Acerca do papel das microbiotas vaginal, uterina e intestinal na endometriose

Causa ou consequência?  Embora seja difícil responder a esta pergunta, parece que a microbiota intestinal e as microbiotas do aparelho reprodutivo das mulheres que  sofrem de endometriose participam na patogénese desta doença grave.

Publicado em 29 Junho 2021
Atualizado em 22 Fevereiro 2022

Sobre este artigo

Publicado em 29 Junho 2021
Atualizado em 22 Fevereiro 2022

Doença inflamatória caracterizada pela presença de tecido endométrico no exterior da cavidade uterina, a endometriose (EM) afetará, de acordo com os estudos, 6 a 15% das mulheres em idade fértil. Pode causar dismenorreia primária grave, diminuição da fertilidade e uma massa pélvica, afetando gravemente a qualidade de vida das mulheres. Apesar de ainda não se perceber bem a patogénese da EM, a microbiota poderá estar envolvida. Assim, há hipóteses referentes a endotoxinas inflamatórias, nomeadamente lipopolissacarídeo (LPS) bacteriano, presentes na cavidade peritoneal. Estas endotoxinas inflamatórias poderão participar na resposta pró-inflamatória e promover o crescimento da endometriose1.
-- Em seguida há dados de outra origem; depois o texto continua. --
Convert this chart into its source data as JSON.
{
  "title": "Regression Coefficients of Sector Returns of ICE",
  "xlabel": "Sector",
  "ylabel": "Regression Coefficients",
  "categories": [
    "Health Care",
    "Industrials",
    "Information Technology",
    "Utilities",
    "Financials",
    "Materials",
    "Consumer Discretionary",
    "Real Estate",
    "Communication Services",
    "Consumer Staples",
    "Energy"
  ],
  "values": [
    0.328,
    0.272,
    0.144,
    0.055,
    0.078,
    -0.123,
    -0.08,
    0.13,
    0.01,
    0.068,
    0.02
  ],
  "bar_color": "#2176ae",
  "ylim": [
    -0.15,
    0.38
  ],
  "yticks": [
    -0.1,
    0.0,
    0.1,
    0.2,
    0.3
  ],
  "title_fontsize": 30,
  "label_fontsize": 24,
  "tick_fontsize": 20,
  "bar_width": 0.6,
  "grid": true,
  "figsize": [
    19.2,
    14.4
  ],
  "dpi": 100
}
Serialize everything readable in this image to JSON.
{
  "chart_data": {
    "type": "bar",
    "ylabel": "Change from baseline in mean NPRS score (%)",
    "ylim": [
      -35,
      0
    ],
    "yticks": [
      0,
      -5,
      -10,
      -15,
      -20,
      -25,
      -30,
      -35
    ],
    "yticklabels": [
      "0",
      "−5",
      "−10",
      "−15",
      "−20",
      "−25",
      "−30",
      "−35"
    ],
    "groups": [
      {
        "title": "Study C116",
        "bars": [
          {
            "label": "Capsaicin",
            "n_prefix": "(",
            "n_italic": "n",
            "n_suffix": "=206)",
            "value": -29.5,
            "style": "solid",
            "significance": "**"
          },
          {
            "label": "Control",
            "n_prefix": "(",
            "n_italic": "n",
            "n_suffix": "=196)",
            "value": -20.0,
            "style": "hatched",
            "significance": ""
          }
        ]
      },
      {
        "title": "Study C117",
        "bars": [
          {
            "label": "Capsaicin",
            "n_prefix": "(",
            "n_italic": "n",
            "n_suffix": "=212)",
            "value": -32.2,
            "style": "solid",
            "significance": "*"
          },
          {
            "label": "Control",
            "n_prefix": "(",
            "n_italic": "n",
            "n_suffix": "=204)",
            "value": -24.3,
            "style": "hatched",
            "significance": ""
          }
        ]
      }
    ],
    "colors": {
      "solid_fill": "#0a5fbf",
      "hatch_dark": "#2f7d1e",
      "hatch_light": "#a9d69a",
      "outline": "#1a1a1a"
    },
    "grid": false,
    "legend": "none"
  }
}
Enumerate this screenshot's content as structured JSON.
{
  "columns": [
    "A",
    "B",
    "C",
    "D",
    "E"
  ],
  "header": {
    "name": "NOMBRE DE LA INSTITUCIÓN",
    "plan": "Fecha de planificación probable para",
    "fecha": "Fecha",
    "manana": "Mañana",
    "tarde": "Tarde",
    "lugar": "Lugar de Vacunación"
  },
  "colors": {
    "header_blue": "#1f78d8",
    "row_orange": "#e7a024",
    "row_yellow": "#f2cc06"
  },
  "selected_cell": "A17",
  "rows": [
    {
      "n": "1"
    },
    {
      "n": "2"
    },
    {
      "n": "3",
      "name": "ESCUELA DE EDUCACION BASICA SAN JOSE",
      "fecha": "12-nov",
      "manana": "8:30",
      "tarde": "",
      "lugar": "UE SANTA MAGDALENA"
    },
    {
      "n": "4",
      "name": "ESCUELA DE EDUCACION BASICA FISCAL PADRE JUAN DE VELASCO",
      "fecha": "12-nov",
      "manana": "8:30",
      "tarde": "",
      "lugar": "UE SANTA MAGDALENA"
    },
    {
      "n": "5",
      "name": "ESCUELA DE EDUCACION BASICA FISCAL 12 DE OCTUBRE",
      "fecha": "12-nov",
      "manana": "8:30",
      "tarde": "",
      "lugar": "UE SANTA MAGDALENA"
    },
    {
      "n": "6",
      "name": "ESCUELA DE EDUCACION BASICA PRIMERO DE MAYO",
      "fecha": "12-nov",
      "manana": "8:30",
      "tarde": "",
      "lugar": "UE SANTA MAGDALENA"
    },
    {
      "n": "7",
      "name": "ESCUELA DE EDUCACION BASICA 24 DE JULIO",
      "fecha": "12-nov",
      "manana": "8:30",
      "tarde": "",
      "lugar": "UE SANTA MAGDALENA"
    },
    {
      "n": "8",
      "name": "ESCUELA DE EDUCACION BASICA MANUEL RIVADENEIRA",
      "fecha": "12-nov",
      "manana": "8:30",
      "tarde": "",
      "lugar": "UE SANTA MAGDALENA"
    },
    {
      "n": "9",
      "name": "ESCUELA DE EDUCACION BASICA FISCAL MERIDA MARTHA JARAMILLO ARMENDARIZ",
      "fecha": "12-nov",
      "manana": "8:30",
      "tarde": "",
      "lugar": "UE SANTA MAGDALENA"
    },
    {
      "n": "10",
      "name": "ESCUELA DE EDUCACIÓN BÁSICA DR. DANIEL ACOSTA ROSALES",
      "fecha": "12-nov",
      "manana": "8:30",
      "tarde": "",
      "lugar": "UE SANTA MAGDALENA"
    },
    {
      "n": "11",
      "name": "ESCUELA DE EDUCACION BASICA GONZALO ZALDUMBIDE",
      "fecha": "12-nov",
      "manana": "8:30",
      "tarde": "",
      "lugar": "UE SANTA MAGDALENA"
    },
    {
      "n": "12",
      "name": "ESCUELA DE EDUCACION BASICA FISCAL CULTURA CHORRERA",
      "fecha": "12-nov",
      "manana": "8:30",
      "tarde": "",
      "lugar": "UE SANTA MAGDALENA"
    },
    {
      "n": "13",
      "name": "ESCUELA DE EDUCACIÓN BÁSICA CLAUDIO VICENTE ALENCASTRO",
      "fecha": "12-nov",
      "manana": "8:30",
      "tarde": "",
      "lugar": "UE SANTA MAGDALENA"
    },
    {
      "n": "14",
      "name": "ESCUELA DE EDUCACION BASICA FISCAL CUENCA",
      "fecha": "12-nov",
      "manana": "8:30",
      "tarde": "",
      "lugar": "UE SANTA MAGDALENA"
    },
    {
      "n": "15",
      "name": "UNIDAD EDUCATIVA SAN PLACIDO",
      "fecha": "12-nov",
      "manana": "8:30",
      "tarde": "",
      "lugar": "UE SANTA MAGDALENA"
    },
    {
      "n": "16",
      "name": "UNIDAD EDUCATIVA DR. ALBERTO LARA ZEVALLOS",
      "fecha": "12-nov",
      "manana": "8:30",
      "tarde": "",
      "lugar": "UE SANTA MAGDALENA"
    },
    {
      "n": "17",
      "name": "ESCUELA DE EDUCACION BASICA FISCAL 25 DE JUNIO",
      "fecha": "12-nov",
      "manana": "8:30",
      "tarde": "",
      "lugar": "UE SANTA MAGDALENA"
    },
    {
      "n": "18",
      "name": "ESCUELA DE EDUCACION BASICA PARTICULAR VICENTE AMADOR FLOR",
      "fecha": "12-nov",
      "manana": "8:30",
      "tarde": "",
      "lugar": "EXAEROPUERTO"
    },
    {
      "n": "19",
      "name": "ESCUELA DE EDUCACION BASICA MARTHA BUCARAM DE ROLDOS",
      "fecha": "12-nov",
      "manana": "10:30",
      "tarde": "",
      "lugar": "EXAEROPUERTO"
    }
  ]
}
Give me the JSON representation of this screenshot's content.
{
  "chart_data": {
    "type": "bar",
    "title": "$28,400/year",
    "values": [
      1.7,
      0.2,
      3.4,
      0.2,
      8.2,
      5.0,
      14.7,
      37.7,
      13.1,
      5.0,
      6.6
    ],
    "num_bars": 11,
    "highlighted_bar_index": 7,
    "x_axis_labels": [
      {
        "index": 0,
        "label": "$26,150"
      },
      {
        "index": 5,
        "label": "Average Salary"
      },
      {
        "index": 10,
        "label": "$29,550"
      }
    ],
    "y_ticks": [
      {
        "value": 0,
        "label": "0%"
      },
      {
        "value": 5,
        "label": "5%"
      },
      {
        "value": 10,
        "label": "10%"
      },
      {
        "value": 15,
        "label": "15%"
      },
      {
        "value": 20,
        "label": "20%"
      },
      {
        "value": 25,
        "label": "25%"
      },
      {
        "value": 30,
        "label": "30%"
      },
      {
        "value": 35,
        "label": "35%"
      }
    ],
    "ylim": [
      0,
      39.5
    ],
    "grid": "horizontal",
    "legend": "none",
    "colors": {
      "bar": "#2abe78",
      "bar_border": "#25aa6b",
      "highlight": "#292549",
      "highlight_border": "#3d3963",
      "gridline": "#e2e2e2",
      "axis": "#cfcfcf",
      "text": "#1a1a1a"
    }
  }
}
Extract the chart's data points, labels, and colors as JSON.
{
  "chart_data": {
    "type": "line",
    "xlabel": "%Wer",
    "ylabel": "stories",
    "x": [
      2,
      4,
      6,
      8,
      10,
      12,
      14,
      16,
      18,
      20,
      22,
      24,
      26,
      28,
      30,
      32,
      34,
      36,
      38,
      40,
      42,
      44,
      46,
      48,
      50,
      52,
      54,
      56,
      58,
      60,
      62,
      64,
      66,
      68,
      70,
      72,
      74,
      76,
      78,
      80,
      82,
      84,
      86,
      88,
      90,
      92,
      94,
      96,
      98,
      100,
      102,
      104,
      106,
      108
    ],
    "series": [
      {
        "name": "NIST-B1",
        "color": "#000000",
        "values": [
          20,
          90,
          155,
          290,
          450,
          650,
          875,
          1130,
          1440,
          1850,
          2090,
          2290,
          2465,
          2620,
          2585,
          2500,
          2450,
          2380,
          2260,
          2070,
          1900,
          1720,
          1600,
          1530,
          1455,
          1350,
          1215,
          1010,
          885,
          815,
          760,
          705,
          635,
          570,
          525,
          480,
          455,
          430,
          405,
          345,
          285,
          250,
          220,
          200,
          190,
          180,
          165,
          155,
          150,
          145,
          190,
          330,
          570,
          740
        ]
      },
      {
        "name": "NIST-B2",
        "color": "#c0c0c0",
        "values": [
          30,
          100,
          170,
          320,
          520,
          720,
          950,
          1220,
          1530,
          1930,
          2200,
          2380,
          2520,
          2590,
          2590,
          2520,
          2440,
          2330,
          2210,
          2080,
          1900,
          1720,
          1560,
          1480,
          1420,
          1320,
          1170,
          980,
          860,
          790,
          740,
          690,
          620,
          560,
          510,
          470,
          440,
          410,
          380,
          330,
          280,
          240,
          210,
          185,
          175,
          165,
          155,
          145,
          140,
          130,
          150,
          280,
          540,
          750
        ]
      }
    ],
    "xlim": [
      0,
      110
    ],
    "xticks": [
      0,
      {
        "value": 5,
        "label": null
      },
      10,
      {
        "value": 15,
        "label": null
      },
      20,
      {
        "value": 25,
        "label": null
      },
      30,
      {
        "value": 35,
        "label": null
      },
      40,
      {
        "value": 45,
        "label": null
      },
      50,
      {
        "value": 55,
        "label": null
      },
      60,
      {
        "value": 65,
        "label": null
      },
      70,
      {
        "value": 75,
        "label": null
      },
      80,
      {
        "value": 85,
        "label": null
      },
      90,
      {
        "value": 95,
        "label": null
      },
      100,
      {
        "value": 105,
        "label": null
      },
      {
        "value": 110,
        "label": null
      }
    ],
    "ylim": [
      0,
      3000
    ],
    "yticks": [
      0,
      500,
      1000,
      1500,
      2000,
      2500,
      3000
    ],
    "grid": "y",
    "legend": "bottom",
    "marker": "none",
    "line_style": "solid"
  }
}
Lactobacillus vaginais em regressão

Para aprofundar a "hipótese da contaminação bacteriana", uma equipa colheu microbiota ao longo do trato reprodutivo de 36 mulheres com endometriose (e de 14 controlos) operadas a tumor ginecológico benigno. Resultados? Disbiose cada vez mais pronunciada ao avançar-se no trato reprodutivo, diminuição de Lactobacillus na flora vaginal a agravar-se à medida que se aproxima o endométrio, e (sidenote: Unidades taxonómicas operacionais OTU (operational taxonomic unit), unidades taxonómicas operacionais, reunindo indivíduos filogeneticamente aparentados )  específicas do muco cervical que se reforçam no trato genital superior (amostras do endométrio e fluido peritoneal). Esta alteração da microbiota ao longo do trato reprodutivo sugere a possível participação de algumas bactérias na patogénese da EM.

Qual o papel da microbiota intestinal?

Mas a EM está longe de se limitar apenas a sintomas ginecológicos: até 90% das pacientes com endometriose apresentam também sintomas gastrointestinais.2 Dois estudos, um realizado na Suécia2 (66 pacientes de EM, 198 controlos emparelhados) e o outro em Xangai3 (12 pacientes de EM com casos moderados a graves, 12 controlos), debruçaram-se sobre a relação entre a microbiota intestinal e a EM: a (sidenote: Diversidade alfa Número de espécies coexistentes num determinado meio ) , e, em menor medida, a (sidenote: Diversidade beta Taxa de variação na composição em espécies, calculada comparando o número de táxons únicos em cada ecossistema ) , das floras das pacientes revelou-se inferior à dos controlos. As abundâncias de táxons bacterianos divergiam. Assim, no estudo chinês, o género Prevotella dominava entre as pacientes, enquanto o Coprococcus se impunha nos controlos; certas funções microbianas (processamento das informações ambientais, sistemas endócrino e imunitário) surgiam exacerbadas nas doentes com EM. Os níveis séricos de hormonas, e nomeadamente de estradiol e de fatores inflamatórios (em especial de IL-8) eram significativamente mais elevados nas mulheres com EM.3 Por fim, foram detetadas correlações entre a abundância de Blautia e Dorea e o nível de estradiol, e entre a profusão de Subdoligranulum e a concentração de IL-83. Existirão, por conseguinte, associações entre a microbiota intestinal, as hormonas séricas e os fatores inflamatórios em caso de EM.

Estrogénios ou pista inflamatória?

A EM é uma doença estrogénio-dependente2 e as respetivas pacientes geralmente apresentam níveis séricos elevados de estrogénios.3 Ora, a microbiota intestinal, e nomeadamente, as classes de bactérias Ruminococcaceae e Clostridia, poderão afetar os níveis séricos de estrogénio através da modulação da reabsorção dos estrogénios excretados na bílis e que acabam por penetrar no intestino3. Outros autores mencionam o papel regulador da microbiota intestinal nos processos inflamatórios fora do trato gastrointestinal2. Por outras palavras, embora sejam observadas correlações e sugeridas hipóteses, os mecanismos realmente envolvidos não estão ainda elucidados. O que não invalida o facto de estes três estudos sublinharem o envolvimento das microbiotas dos tratos reprodutivo e digestivo na EM... e permite a esperança de uma melhoria no diagnóstico e na assistência das mulheres afetadas.